The good news is that if you haven’t really started a landing page program yet — it’s not too late to include videos on the pages. And of course if you already have pages, videos are pretty simple to fold into your strategy.
Either way, the data conclusively shows that videos on landing pages boost conversions rates significantly. First, the data:
-According to a study done by our friends at Wistia, landing pages with videos on them were clicked upon 38% of the time, compared to 12% for landing pages with no videos. (Click To Tweet)
-An even more comprehensive study shared on Marketing Tech Blog reveals that adding video to a PPC landing page meant a 130.5% increase in the number of leads generated by the campaign. (Click To Tweet)
-WebDam looked in to the matter as well; the data showed that merely adding a video to an existing landing page upped conversions by 86%. (Click To Tweet)
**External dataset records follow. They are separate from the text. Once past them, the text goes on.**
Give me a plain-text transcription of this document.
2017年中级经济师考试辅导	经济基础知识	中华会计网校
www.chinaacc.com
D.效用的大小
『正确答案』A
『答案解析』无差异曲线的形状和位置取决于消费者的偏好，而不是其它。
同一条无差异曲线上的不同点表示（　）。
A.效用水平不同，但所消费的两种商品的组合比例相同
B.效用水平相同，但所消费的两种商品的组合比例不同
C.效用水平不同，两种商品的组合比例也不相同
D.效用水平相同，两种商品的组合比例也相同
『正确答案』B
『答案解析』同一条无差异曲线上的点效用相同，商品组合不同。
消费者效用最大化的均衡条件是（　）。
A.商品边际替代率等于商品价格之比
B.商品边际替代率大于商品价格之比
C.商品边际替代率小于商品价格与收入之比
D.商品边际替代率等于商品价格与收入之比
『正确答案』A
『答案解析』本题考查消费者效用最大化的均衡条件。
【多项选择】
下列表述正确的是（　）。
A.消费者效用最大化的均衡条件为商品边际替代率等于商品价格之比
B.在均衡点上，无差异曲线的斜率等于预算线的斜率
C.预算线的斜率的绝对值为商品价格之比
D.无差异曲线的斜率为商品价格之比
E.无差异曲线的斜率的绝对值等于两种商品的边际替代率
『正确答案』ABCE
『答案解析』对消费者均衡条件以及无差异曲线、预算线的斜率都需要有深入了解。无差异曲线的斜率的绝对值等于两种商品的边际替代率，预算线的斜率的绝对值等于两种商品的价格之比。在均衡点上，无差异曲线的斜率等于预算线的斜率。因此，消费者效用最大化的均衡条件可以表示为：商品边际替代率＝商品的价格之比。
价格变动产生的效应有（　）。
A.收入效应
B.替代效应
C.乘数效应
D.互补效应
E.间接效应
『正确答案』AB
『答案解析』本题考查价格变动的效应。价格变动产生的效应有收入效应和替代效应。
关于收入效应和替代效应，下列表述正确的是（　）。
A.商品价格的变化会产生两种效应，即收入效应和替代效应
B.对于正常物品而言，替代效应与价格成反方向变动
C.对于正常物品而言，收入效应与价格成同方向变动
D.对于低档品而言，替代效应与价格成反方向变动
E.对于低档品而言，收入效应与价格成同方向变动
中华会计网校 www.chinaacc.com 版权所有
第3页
Of course this is not to say that adding videos to your landing pages is the cure for each of your conversion rate problems. Just like you would with any marketing channel, you have to work to optimize the video presence on your landing pages.
Here are some specific tips:
-Keep the videos short. The data is conclusive on this one across the web. Almost without exception you should keep your videos as short as possible. This drive toward brevity should be even more pronounced on landing pages when potential customers are inherently prepared to make a snap judgement on whether to convert.
-Make videos exclusively for the landing pages. Video content is just that — content. And content needs to address the proper audience. You wouldn’t have the same general copy from your homepage on a PPC landing page — would you? So you probably don’t want to have the same general product video on your landing page as you do on the homepage. Give the visitor video content germane to what he/she clicked on to arrive on the landing page. The only concern should be the cost of videos; they have not been cheap to make, historically. But that’s where GoAnimate’s features come in.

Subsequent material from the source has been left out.